Off the top of my head:

Green Tomato Recipes

Classic Fried Green Tomatoes Recipe

SALSA RECIPES USING GREEN TOMATOES

The Joy of Soup: Spicy Green Tomato Soup

:google:


----------



## KC8UXU (Oct 22, 2008)

What is this thing called Google? 

Thanks.......I thought forum members might have some favorite recipes or suggestions..........

I am leaning towards salsa....due to a Jalapeno and tomato harvest....might throw in some green tomatoes.


----------



## bunkerbob (Sep 29, 2009)

I put the green tomatoes in a paper bag with an apple, the ethylene gas produced will often ripen them. I also pickle them, sliced or small whole with onions like picking cucumbers, same recipes. The very small ones, cherry or grape size I pickle like green olives for my martinis.:beercheer:


----------



## NaeKid (Oct 17, 2008)

I like using RecipeSource to gather recipes over the 'net and I buy recipebooks and read them through like a novel to gather ideas for meals, snacks, pot-lucks, etc. As I try the recipe, I might modify it and write it down on a recipe-card for one of my two boxes of recipes .. 

Of course, I haven't tried any of those that I listed, but, reading through them, they seem like they could turn out alright.

BTW: Fried Green Tomatoes I would change-up. I hate salt and am alergic to pepper (black / white) so I would probably make a mix of cornmeal, chipotle, garlic-powder and onion-powder, dip each piece of tomato into a bowl of whipped eggs, dip into the cornmeal-mix and then fry in a large cast-iron frying pan right beside slow-cooking bacon and serve together with a slice of toast soaked in fresh butter and maple syrup.

Any left-over whipped egg would be cooked up as scrambled-eggs after the bacon and tomatoes had been removed .. some diced green-peppers, diced onion and all the left-over drippings from cooking previously ..


----------



## TechAdmin (Oct 1, 2008)

KC8UXU said:


> What is this thing called Google?
> 
> Thanks.......I thought forum members might have some favorite recipes or suggestions..........
> 
> I am leaning towards salsa....due to a Jalapeno and tomato harvest....might throw in some green tomatoes.


Salsa is great. You can bottle it and it keeps well.


----------



## mmszbi (Nov 14, 2009)

dill pickled green tomatoes ROCK! Make your brine as normal, cut and slice up the tomatoes into wedges, stuff them into your jars, add a teaspoon of dill and mustard seed to the jars, pour in your brine and waterbath....yummy!

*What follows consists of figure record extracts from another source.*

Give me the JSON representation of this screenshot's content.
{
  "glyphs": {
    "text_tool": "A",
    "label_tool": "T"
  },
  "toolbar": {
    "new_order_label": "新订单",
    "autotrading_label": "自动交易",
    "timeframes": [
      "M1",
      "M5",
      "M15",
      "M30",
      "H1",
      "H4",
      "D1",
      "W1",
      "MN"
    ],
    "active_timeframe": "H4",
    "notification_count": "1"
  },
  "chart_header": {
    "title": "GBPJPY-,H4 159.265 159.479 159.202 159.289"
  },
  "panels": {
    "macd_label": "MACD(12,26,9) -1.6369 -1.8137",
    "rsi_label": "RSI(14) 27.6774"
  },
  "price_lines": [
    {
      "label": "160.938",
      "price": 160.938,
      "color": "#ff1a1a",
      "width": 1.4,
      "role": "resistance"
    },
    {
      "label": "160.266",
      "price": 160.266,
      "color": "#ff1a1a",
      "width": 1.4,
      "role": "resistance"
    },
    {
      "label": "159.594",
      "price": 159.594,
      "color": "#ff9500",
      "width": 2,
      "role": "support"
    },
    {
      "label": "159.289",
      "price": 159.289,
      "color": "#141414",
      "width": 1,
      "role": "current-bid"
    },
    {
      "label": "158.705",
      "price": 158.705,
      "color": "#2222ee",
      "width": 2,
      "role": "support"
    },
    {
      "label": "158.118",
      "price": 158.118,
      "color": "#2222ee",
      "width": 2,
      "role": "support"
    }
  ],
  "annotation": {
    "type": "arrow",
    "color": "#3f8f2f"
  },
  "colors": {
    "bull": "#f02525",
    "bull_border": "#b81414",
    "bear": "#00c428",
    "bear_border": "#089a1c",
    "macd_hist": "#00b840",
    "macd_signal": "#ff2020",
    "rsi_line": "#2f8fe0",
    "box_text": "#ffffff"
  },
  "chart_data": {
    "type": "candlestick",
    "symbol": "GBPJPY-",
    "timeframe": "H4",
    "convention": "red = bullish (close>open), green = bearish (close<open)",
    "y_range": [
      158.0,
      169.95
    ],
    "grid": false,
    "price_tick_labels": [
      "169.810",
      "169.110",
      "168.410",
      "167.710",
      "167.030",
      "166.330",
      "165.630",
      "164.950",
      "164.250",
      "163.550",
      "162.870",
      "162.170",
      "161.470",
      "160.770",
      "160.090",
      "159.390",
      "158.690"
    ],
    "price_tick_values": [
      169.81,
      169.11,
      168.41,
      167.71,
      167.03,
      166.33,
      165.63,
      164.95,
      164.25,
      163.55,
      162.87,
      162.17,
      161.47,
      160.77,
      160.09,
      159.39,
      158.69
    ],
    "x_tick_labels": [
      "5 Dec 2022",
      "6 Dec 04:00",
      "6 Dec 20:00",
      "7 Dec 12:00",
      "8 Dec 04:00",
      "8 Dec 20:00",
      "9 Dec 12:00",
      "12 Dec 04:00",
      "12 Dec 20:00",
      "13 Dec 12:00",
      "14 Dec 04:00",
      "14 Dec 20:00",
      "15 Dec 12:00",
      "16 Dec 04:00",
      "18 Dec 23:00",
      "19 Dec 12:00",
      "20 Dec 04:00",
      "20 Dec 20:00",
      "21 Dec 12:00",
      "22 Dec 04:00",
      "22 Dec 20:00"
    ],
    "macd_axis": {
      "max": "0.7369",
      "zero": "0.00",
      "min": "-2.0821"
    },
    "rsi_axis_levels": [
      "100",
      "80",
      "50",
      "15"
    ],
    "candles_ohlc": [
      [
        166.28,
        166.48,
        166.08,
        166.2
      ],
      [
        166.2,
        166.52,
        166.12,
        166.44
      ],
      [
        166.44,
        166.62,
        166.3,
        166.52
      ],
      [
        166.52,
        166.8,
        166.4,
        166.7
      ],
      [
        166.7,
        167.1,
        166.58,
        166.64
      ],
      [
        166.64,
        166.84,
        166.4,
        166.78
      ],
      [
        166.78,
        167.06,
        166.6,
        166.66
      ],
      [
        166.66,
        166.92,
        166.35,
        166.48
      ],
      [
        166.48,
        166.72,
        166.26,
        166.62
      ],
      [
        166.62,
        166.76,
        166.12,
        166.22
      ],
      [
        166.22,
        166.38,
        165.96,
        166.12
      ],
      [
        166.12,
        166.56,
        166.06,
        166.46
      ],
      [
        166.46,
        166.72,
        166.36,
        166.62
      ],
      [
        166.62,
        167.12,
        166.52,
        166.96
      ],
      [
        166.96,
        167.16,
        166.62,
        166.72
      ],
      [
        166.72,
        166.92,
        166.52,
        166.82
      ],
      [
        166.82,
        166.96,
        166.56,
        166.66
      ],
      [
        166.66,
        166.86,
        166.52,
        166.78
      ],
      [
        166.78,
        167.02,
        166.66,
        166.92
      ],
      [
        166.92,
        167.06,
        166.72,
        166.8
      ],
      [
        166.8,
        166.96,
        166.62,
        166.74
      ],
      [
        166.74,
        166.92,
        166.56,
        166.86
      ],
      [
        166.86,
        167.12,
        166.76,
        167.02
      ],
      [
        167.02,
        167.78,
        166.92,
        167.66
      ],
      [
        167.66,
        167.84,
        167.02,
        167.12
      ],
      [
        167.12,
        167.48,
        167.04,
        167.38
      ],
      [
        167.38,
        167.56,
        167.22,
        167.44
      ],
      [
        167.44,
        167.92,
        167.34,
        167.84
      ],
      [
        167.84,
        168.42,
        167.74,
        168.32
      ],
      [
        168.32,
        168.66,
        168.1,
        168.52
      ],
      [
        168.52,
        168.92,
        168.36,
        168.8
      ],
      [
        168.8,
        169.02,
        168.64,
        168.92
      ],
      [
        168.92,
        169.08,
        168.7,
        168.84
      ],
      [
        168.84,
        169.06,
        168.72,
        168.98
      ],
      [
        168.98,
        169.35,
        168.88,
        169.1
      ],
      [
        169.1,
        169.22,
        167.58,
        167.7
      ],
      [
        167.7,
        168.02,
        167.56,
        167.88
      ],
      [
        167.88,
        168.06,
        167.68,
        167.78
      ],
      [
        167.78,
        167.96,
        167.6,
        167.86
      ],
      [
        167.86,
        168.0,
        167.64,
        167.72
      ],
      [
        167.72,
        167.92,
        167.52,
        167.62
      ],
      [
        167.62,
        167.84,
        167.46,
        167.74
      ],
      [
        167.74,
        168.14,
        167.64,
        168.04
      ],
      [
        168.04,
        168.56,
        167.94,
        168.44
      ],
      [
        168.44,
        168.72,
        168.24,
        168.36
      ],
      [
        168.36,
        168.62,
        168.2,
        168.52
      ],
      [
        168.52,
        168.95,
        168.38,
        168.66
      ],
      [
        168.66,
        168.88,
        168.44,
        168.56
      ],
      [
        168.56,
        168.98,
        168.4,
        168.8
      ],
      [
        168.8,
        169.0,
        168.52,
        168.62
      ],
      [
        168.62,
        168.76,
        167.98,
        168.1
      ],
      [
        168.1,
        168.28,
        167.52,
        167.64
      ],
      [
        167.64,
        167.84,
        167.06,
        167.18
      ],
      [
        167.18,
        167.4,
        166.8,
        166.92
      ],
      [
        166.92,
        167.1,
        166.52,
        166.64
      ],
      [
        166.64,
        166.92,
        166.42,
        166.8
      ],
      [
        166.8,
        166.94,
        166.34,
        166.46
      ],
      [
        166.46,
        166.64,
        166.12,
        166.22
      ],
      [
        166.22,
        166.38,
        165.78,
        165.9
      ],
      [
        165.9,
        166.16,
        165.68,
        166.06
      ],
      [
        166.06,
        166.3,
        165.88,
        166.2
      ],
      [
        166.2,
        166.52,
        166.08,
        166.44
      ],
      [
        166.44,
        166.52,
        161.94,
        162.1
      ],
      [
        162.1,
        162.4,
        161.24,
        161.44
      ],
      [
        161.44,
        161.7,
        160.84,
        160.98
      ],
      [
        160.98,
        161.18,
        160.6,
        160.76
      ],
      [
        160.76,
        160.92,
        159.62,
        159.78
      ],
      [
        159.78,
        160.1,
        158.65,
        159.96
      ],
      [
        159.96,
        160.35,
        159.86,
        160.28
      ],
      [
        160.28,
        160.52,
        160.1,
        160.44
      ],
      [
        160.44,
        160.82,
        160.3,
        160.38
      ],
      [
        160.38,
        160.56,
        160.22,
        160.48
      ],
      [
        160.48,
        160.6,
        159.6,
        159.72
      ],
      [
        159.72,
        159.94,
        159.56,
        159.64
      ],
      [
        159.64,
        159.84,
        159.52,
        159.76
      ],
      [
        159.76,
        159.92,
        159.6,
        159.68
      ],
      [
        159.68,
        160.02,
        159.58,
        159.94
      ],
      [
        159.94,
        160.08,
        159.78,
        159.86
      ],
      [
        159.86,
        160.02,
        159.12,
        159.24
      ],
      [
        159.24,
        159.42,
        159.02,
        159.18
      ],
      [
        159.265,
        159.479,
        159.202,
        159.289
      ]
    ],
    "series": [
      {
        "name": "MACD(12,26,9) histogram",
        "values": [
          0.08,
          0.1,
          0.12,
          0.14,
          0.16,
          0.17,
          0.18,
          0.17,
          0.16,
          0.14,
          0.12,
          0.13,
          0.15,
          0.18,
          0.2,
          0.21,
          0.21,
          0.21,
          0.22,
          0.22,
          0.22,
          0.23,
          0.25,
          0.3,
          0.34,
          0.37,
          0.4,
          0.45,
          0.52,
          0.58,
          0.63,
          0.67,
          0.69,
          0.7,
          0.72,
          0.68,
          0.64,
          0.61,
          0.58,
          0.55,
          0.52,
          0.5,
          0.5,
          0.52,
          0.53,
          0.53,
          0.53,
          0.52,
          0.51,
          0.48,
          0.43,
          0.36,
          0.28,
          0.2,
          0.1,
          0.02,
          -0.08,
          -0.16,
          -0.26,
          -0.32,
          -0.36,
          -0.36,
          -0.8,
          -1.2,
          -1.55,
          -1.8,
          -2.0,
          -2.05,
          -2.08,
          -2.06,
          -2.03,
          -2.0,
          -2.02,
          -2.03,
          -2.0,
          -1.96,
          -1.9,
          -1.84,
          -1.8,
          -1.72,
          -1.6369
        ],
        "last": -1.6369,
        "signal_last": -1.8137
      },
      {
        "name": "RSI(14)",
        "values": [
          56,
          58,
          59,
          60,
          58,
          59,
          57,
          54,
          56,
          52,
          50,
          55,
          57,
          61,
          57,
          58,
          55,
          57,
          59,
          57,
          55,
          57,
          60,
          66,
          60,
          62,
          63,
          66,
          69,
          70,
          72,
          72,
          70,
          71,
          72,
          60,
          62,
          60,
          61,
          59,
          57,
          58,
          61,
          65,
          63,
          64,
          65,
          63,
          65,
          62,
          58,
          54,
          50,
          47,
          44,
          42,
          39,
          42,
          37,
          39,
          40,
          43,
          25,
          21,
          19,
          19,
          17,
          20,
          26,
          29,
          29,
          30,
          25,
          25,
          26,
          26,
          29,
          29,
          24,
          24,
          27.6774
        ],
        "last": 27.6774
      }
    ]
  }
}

I also add a big slice of jalapeno or fresno pepper in with them.


----------



## TechAdmin (Oct 1, 2008)

mmszbi said:


> dill pickled green tomatoes ROCK! Make your brine as normal, cut and slice up the tomatoes into wedges, stuff them into your jars, add a teaspoon of dill and mustard seed to the jars, pour in your brine and waterbath....yummy!
> 
> I also add a big slice of jalapeno or fresno pepper in with them.


I never thought to pickle tomatoes. I had a recipe that made tomato jelly and it was terrible. I just stayed away from them, and occasionally dried a few.


----------



## Sonnyjim (Sep 17, 2009)

I would eat green tomatoes in a SHTF situation. It's not right now so I'd just go to the farmers market and get some nice juicy red ones for cheap.


----------



## rwc1969 (Jul 13, 2009)

Wrap em individual in black and white newspaer or put in a brown paper bag. they'll ripen. Or, just bread and fry em. MMM MMM good!


----------



## TechAdmin (Oct 1, 2008)

Sonnyjim said:


> I would eat green tomatoes in a SHTF situation. It's not right now so I'd just go to the farmers market and get some nice juicy red ones for cheap.


I'm with Jim on this one. I had green tomatoes fried once and it didn't do it for me. I was probably six though. Maybe it's time to give it a try again.


----------



## Expeditioner (Jan 6, 2009)

Dean said:


> I'm with Jim on this one. I had green tomatoes fried once and it didn't do it for me. I was probably six though. Maybe it's time to give it a try again.


Fried green tomatoes and beer........:beercheer:. 
Ranks right up there with fried pickles!


----------



## TechAdmin (Oct 1, 2008)

I've had fried pickles and they were good. I'm going to try it this weekend. If it's terrible or I get sick no one that recommended it will hear the end of it!


----------



## LilRedHen (Aug 28, 2011)

rwc1969 said:


> Wrap em individual in black and white newspaer or put in a brown paper bag. they'll ripen. Or, just bread and fry em. MMM MMM good!


I usually wrap mine in newspaper too, put in a box and put in the coolest place in the house. I've had ripe tomatoes for Thanksgiving and once for Christmas that way.


----------